Differently looks like this:
Do something, ANYTHING, differently.
It began like this. Having had enough of their frustrating behaviour and more than enough of my own outbutsts, I broke out the big guns – the 4X4 inch post-its.
Blue ones. That's what I had. And a blue felt marker purloined from the kids' art drawer.
I wrote the word Differently on several post-its and posted them in prominent locations around our home: on the front and side of the refrigerator, on the door to the microwave, on the window in the back door, on the range hood over the stove, on my night stand, on the inside of the front door, and on the bathroom mirror where the last post-it still remains over 2 years later. I placed them at eye level where I couldn't miss them even with the narrowed vision of someone in fight or flight mode. I told my family about my notes so my family would not move them and might not think my cheese was sliding off my cracker, not entirely anyhow. Then I followed my own instructions and did things differently.
Whenever I felt myself getting triggered, which happened a lot more in the beginning, I responded differently. Responding differently looked like this:
Do something, anything, differently:
Walk around the house (inside or out)
Sit on the floor with one's back to the kitchen counter and just breathe
Chew gum and concentrate on the gum chewing. Mmmm delicious chewy, chewy gum!
Phone a friend
Sit on a lawn chair outside
Put on some lotion
Read a chapter in a novel – yes a whole chapter
Do some pushups or crunches
Have a shower
What all these activities have in common is that I have total control over them. Also, many are active or self-care. Why not do squeeze in something beneficial to one's self at this time? People who practice self-care can take better care of their families for longer.
I could reconvene with the problem later, or not. Often, once out of my triggered state, I would realize the challenge had either taken care of itself or was NOT something that even required my input. If it did, I was then in a better headspace from which to deal with it effectively.
This has worked wonderfully for my children and I. I know this for one reason only - my sons tell me I do not yell at them any more and that this is better.
Applying this principle of DIFFERENTLY to your own family issues, when you are triggered by something in your relationship or by your ex spouse, try responding differently from your usual reaction. Do anything differently, non-violently. Even sitting in your car chewing a piece of gum, or belting out a few tunes on the radio, or, better yet meditating (find central-nervous-system calming exercises here), can give you the breathing space you need to cool down, let your brain's reactive limbic system let go of the reigns and get your brain's higher level thinking part back on-line. You may find you do not even need to respond to what triggered you or that you can now respond in a calculated way that will better serve your needs or the needs of your children.

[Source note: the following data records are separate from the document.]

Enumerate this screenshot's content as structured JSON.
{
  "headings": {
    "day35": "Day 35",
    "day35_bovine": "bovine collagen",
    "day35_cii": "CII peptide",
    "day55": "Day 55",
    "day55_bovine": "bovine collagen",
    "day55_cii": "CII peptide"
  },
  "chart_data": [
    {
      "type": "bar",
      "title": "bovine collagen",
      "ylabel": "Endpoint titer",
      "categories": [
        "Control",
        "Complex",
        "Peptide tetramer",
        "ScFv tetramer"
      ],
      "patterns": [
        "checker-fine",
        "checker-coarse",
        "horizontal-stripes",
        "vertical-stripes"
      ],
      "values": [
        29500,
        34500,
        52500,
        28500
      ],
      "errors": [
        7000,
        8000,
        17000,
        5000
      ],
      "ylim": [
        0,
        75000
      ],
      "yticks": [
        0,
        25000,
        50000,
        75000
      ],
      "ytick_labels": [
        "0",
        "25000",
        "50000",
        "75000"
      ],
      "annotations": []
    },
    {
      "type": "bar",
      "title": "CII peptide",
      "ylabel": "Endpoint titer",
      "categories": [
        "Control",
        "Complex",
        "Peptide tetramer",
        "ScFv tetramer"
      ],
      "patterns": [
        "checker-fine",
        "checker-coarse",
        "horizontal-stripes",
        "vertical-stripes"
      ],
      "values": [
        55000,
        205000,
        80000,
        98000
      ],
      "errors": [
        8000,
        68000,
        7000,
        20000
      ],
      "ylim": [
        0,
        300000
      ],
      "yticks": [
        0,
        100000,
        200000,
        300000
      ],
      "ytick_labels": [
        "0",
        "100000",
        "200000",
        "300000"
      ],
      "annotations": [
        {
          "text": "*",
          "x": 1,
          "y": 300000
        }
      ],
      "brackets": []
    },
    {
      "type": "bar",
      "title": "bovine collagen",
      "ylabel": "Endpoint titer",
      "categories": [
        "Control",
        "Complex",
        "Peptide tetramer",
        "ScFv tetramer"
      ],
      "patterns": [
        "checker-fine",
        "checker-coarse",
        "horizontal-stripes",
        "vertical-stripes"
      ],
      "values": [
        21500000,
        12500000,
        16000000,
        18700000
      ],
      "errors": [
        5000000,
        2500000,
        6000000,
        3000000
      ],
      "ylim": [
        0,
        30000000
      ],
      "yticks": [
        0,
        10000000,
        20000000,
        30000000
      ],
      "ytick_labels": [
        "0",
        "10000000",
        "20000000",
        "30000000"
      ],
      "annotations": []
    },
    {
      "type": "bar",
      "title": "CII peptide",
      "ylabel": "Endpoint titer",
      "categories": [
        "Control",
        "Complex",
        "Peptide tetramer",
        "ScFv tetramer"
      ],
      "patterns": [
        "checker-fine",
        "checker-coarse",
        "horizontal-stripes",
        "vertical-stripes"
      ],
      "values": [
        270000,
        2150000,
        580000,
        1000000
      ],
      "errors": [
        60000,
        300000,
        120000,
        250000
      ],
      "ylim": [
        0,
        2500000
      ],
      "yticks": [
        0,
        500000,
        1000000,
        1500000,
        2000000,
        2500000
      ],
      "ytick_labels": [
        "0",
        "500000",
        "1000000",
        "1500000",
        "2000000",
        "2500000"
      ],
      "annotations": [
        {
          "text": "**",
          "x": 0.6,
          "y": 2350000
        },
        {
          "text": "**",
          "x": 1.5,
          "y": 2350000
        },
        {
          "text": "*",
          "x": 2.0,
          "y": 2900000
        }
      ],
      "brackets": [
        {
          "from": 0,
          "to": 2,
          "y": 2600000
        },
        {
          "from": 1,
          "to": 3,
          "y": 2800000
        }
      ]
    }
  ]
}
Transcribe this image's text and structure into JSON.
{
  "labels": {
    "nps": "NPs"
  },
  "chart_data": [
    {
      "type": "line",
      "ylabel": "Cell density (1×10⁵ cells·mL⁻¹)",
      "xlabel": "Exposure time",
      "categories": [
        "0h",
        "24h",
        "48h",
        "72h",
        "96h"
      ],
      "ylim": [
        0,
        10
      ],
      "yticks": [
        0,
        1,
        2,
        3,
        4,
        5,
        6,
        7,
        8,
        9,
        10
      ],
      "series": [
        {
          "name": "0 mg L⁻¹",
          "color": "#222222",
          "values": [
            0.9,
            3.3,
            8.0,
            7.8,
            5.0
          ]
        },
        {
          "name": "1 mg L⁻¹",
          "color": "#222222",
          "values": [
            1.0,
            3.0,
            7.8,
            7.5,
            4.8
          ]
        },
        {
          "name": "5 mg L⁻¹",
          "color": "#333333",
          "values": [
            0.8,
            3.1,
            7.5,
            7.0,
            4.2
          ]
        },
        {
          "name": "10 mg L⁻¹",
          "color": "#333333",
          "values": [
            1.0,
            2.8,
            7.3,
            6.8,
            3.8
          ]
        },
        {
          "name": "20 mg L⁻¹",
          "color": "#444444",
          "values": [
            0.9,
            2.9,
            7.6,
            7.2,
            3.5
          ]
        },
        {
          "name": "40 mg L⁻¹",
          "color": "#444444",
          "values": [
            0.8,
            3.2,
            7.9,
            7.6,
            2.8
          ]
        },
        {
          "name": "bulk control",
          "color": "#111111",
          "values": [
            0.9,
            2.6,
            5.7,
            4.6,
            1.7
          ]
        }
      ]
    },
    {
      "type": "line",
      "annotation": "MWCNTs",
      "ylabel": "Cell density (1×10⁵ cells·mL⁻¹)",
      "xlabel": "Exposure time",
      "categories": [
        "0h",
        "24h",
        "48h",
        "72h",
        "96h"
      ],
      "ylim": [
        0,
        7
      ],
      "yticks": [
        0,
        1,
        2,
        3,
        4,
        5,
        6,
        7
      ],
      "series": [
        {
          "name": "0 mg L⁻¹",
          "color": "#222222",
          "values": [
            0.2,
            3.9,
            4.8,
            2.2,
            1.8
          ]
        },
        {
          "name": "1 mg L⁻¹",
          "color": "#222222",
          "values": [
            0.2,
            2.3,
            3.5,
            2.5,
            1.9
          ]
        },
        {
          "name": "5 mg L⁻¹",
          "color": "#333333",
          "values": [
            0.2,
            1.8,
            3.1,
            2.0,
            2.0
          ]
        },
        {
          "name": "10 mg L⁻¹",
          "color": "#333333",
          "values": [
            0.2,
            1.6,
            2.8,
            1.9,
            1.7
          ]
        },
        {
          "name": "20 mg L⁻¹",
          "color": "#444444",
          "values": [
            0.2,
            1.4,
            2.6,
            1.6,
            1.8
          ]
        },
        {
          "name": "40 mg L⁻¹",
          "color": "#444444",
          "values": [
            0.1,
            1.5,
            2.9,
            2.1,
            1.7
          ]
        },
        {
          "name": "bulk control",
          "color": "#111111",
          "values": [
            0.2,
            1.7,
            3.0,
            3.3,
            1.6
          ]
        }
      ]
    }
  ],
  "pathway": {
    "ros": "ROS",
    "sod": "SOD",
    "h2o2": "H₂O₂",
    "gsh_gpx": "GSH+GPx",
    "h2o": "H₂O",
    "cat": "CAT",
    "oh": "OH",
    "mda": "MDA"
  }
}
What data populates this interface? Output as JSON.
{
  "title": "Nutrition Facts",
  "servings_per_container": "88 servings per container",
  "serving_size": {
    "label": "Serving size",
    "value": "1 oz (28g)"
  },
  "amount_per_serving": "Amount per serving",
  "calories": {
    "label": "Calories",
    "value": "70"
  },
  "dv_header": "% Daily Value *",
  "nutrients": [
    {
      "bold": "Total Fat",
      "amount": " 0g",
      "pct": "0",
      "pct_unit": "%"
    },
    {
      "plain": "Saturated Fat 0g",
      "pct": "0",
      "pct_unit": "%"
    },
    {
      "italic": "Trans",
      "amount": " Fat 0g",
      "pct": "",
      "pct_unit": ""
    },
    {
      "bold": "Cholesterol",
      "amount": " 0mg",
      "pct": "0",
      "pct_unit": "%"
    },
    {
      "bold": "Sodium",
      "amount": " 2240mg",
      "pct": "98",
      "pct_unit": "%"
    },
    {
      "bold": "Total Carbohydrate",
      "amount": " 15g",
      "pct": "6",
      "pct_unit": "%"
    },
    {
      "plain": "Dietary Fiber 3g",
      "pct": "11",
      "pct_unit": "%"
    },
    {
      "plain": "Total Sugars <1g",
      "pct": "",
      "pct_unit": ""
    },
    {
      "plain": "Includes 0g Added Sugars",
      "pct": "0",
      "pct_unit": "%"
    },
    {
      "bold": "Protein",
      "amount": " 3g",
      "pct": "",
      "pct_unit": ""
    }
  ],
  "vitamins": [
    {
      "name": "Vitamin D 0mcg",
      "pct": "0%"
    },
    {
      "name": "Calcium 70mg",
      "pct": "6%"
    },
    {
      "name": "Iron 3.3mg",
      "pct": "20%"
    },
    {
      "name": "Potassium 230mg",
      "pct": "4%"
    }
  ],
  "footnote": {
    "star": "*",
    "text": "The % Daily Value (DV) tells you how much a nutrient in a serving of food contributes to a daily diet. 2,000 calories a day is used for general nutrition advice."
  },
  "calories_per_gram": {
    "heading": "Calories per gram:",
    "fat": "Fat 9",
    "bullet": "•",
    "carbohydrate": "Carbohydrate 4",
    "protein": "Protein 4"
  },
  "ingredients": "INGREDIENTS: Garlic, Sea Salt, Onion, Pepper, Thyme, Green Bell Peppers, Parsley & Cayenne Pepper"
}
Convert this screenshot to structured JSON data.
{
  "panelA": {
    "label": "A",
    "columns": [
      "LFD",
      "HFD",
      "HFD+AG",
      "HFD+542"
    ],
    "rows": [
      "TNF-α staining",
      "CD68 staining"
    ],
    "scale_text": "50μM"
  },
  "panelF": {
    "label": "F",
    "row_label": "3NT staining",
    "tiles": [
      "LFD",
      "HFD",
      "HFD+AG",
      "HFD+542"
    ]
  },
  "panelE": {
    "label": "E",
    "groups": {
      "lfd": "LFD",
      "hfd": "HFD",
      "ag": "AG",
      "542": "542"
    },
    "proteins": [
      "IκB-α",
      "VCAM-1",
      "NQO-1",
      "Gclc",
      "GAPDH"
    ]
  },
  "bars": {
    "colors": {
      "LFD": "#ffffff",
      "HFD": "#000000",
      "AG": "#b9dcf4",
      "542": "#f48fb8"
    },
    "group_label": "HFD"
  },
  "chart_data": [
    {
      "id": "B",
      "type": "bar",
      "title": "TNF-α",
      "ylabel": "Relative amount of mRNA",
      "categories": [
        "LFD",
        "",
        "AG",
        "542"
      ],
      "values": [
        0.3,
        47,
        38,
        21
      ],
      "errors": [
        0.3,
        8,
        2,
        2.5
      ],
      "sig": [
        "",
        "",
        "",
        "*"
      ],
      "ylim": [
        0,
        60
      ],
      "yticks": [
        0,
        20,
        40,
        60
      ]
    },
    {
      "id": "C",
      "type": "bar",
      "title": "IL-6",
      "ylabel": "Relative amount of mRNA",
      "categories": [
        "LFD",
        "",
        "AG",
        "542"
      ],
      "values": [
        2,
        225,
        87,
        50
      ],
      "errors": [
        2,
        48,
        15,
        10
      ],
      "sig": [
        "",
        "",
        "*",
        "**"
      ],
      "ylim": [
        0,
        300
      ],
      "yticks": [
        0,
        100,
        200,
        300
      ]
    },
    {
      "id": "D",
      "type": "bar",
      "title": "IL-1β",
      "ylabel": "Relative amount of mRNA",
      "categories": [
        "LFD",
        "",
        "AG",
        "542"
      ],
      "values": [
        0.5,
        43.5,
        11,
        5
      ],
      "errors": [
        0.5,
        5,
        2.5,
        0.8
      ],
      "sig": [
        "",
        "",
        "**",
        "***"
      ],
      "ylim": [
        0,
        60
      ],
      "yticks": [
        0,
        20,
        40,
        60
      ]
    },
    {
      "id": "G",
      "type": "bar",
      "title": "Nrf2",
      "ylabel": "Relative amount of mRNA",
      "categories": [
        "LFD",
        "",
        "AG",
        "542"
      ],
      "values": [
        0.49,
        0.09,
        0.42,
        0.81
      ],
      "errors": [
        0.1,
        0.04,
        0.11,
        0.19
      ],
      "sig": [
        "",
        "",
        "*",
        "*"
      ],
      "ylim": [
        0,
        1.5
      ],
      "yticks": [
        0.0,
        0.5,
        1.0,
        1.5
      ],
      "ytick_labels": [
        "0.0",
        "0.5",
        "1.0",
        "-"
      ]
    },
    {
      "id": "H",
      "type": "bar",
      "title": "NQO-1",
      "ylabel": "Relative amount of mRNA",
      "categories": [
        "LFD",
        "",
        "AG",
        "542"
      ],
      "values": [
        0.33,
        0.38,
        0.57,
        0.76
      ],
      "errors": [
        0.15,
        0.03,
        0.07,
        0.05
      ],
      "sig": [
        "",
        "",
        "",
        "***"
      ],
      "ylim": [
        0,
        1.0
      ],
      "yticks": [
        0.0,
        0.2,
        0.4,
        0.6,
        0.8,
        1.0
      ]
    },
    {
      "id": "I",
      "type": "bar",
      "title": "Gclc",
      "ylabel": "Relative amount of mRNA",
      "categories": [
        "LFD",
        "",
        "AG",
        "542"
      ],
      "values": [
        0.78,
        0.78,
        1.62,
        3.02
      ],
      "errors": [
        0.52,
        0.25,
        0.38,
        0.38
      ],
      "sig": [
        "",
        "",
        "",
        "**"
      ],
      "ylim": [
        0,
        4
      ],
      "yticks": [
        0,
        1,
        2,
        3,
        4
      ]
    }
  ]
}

What might you do differently in a family law situation?
1. Don't agree right now.
2. Lay on the floor with your legs up the wall (unless you have blood pressure issues), then just lay on the floor until you feel differently.
3. Channel your energy into a step forward contact a lawyer or mediator.
4. Contact a positive support person (not a "yes man" or negative cheerleader).
5. Go for a walk.
7. Watch a movie you've been wanting to see.
8. Have a shower.
9. Feed yourself something nutritious.
10. If you are a yogi without blood pressure issues, do some inverted poses (forward fold, downward-facing dog, shoulder stand). These calm your central nervous system physiologically.
Choose anything that is different from what you would usually do, non-violent and not prejudicial to your situation - something over which you have total control. Change things up in any small way.
Don't like where you are? Do something, anything, DIFFERENTLY.